I have been writing a short story, inspired by NPR's challenge to do so. It is strange how limits can be such a challenge in either direction. When I wrote sermons, getting to my 4 page, single-spaced minimum seemed like the most difficult challenge I encountered time after time. I never felt like I had done it enough to make sermon-writing come as effortlessly as it seemed for some. I usually enjoy the experience as I got into the preaching part (if I liked my sermon by the time I had gotten to that point. If I did like it, it seemed I always knew my sermon better too, as if it was a part of me). But my sermons were always on the short side. Twelve to fifteen minutes at most. By that fourth page, I always ran out of things to say anyway.

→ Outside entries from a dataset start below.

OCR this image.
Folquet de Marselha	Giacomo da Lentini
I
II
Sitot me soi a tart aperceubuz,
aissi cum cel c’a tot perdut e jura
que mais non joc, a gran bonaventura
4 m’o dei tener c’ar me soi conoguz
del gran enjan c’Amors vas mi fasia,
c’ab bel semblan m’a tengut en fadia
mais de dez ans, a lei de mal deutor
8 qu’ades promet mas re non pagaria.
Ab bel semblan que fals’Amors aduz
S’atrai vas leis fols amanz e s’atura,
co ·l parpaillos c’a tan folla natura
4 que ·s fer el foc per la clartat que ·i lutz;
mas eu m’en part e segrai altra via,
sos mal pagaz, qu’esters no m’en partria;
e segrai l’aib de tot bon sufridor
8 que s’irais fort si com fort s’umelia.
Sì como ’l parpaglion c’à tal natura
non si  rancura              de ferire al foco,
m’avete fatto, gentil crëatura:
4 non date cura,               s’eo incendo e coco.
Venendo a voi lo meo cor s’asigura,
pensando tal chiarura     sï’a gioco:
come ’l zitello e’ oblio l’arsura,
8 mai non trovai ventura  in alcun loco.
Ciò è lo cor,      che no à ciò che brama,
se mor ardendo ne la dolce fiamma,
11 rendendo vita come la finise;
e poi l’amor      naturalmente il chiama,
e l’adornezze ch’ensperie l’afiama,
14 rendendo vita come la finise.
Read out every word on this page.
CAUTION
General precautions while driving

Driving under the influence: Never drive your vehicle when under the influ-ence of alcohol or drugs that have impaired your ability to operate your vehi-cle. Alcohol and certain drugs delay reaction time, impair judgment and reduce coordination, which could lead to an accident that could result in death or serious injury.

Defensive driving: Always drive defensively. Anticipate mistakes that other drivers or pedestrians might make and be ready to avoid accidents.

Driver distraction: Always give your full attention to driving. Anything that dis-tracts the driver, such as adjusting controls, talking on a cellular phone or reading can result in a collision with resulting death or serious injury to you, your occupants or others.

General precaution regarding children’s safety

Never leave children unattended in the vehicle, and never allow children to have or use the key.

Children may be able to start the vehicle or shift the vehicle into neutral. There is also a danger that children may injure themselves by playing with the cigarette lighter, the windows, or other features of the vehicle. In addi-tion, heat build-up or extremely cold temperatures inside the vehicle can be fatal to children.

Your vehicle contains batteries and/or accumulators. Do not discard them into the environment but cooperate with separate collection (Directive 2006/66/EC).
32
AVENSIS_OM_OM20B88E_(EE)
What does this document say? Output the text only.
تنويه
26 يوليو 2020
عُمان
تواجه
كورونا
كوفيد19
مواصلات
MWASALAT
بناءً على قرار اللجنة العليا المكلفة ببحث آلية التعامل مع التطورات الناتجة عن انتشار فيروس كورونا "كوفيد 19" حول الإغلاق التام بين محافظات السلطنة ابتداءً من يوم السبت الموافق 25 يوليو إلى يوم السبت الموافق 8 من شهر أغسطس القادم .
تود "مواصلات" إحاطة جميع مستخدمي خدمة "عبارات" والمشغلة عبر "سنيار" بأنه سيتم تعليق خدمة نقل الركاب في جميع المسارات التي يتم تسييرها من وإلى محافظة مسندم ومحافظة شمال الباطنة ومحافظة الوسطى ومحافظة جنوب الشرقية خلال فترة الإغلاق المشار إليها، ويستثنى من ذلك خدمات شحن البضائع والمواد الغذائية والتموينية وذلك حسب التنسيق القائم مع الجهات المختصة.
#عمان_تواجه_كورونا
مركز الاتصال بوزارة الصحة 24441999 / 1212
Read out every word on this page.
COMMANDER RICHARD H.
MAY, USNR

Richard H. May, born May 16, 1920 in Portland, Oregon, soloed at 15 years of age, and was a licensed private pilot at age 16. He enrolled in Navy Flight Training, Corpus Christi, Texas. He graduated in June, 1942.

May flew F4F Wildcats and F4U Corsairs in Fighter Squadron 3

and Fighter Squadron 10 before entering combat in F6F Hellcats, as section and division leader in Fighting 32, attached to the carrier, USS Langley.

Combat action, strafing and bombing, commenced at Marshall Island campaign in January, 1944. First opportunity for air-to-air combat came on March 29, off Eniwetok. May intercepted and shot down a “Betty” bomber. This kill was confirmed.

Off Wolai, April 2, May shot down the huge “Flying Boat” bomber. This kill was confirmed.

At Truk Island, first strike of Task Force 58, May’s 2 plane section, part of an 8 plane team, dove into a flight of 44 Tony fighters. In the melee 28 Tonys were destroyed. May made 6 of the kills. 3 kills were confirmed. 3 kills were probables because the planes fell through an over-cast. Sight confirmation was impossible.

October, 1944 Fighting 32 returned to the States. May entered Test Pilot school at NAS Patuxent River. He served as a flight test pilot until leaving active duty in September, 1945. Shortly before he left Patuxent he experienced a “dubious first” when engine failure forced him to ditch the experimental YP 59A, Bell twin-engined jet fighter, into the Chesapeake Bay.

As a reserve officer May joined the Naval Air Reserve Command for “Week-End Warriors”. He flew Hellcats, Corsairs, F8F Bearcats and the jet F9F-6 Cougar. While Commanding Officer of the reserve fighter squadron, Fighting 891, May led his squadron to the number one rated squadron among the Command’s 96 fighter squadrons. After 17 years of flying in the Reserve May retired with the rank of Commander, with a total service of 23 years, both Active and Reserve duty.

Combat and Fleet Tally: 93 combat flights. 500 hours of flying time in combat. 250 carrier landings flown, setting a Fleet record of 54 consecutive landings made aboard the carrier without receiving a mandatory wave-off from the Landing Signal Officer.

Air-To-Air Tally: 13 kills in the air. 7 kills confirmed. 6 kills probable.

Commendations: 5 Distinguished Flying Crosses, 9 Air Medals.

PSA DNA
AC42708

This is completely different. I have 600 words. I have used about 200 words in my blog already! I can't imagine telling a whole story in that short a space/time. But I am trying it; it's proving to be a challenging exercise in vocabulary and brevity.
My other challenge is that I never know where I am going with anything until I get there. If I write an outline, I almost never stick with it (and if I had to turn in an outline, I would modify it at the end of the paper writing to match up again). One sentence turns out another, but I have no idea what it will be until it the previous one is there. The instructions for this particular piece is that we have been provided with the first and last sentences. And I must say, they are really bad sentences. I don't know of an editor that would end a story "Nothing was ever the same again after that." Bleh! Sure, it leaves creative room for the many writers who are taking on this story, but at the same time, it's very cliche'.
I'm sticking with it for now. It's good to have a stimulating challenge, deadline, and a reason to go to a coffee shop!